With regard to the regulations before us, the Minister said that he has learnt from the FITs experience, and to some extent he has, but in these regulations and in what, at a quick read, is proposed in the consultation paper, I am not sure about giving much confidence or certainty to the market. Certainly, the Government are not avoiding sudden changes of policy. A week’s notice of the budget running out is likely to put off not only people who have gone some way through the process but those who are likely to apply the following year.
It has always seemed that annual budgets, no doubt imposed by the Treasury, are the department’s main problem. Under the solar energy part of FITs, in retrospect the take-up was too fast and the level of subsidy too high. However, as the noble Lord, Lord Teverson, said, the take-up of these RHI provisions has not been as great as the Government wanted. It would surely be better to manage the market according to a total amount rather than an annual budget, so that things would not be stopped half way through development because the budget has run out. Instead, the budget should be brought forward if it has been overspent or carried over into the following year if it has been underspent. That could be linked to the expected take-up.
The current mechanism has an annual budget that stops projects that might otherwise take off within the aggregate budget—for example, over the CSR period. There can also be overshoots, as happened with solar power. Once again the outcome was to cause uncertainty in the industry and to stop projects that were on line under existing rules and which had qualified under the regulations. This scheme is falling into the same category, although probably with less disastrous effect. If we are to maximise and smooth over the take-up of a new technology, we need to provide some degree of certainty over a minimum of two or three years rather than have a cut-off point with an annual budget.

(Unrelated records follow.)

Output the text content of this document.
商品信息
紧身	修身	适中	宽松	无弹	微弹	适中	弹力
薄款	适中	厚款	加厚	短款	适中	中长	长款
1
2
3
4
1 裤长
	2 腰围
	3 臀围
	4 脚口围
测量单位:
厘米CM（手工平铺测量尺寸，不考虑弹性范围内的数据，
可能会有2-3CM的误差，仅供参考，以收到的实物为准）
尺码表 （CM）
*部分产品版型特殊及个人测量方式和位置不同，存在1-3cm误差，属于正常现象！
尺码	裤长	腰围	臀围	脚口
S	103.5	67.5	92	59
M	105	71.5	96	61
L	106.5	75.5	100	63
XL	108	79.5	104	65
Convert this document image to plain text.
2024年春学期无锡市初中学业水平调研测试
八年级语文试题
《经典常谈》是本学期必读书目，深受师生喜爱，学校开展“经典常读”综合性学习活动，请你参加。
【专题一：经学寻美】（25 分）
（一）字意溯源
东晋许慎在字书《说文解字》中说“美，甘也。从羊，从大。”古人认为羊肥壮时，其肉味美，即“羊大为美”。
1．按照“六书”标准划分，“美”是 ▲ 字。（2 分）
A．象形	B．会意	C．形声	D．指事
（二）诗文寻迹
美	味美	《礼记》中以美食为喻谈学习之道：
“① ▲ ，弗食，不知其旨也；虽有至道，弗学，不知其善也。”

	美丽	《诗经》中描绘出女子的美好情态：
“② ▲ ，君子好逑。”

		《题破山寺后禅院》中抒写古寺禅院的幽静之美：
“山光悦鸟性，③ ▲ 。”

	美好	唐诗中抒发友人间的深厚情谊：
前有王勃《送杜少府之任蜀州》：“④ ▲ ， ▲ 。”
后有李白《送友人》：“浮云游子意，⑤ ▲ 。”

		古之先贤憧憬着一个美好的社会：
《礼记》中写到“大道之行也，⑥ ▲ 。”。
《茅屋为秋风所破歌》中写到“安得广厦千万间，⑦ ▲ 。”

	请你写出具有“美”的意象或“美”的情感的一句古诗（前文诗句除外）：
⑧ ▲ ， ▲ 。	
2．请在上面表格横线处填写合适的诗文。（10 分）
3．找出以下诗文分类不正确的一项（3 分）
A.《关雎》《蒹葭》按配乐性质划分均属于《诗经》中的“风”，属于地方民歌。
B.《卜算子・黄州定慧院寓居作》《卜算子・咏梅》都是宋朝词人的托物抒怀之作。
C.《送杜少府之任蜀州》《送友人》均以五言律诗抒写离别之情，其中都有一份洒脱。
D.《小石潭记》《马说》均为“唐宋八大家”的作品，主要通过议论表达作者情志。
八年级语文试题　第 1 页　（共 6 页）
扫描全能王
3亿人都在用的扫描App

In the medium term it would not cost the Treasury any more but it might make Treasury accountants a bit nervous. In terms of the objectives here, if we cannot have at least a three-year budget run in which we do not stop projects half way through their development, we will not achieve our objectives. I hope that the outcome of the consultation process produces something like that for the period starting in 2013. This does not do that and could put off a number of worthwhile projects.